No começo deste artigo invoquei Nicholas Kaldor para afirmar sumariamente que o dogma monetarista da independência de V relativamente a M é um logro. Torna-se indispensável, porém, introduzir aqui uma divisão de classes sociais, porque se é impossível fixar V nas relações entre empresas, todas elas baseadas no crédito e no clearing — ainda mais sendo hoje estas operações efectuadas com a instantaneidade permitida pela electrónica — nas relações entre particulares é mais fácil manter V dentro dos limites pretendidos, porque, excepto em circunstâncias extremas, os particulares não têm o crédito e o clearing como base das suas relações mútuas.

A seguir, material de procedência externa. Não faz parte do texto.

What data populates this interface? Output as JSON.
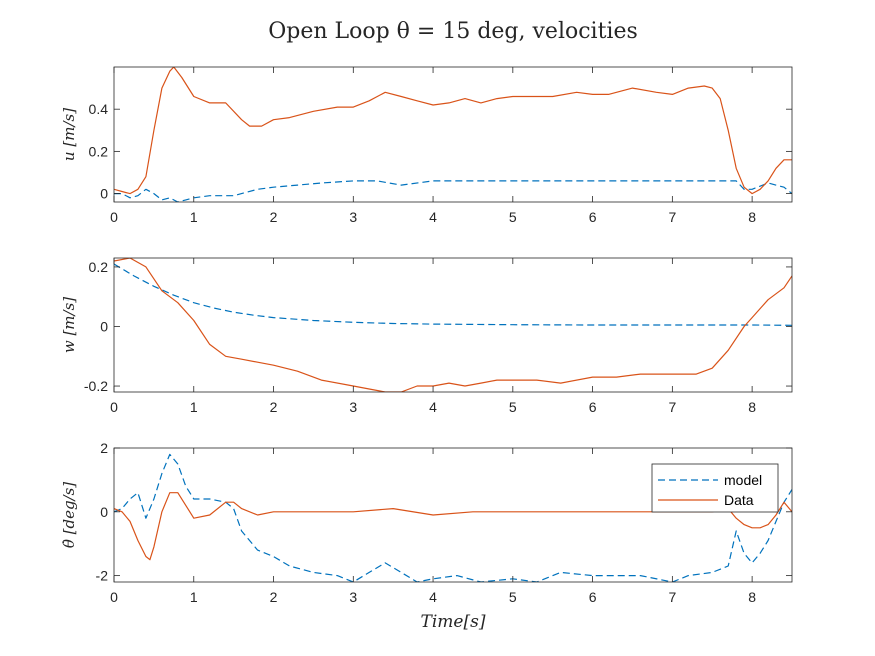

Passou-se algo de semelhante com o outro componente do lado monetário da equação, M. Nas condições de austeridade que permitem reduzir a porção de Q destinada ao consumo dos trabalhadores, os monetaristas puderam restringir M. Tornados independentes dos governos, os bancos centrais foram obrigados pelos seus estatutos a manter limites rígidos para a emissão monetária. Ora, como a história mostra e como Kaldor não deixou de recordar, se a emissão oficial de M diminuir mais do que a economia pode suportar, surgem formas pecuniárias devidas à iniciativa dos particulares. Em circunstâncias normais, e exceptuando os casos extremos de guerras e catástrofes naturais, a população comum não gera nem põe em circulação substitutos monetários, excepto em âmbitos muito restritos e desprovidos de efeitos económicos globais, como sucede por exemplo com a transformação de vales de refeição ou de transporte em meios de pagamento aceites na loja da esquina. Já nos nos pagamentos de particulares a empresas o uso de cartões magnéticos pode acelerar V e permitir que se efectue um maior número de transacções com o mesmo M. Mas é sobretudo nas relações entre as grandes empresas capitalistas que a situação muda radicalmente. Os substitutos monetários aumentaram numa dimensão nunca vista, graças aos derivativos e a toda a restante variedade de instrumentos bancários. Quanto mais os bancos centrais impõem restrições monetaristas à emissão de M, tanto mais os banqueiros e as suas equipas de economistas se dedicam a prodígios de imaginação para multiplicar os substitutos monetários.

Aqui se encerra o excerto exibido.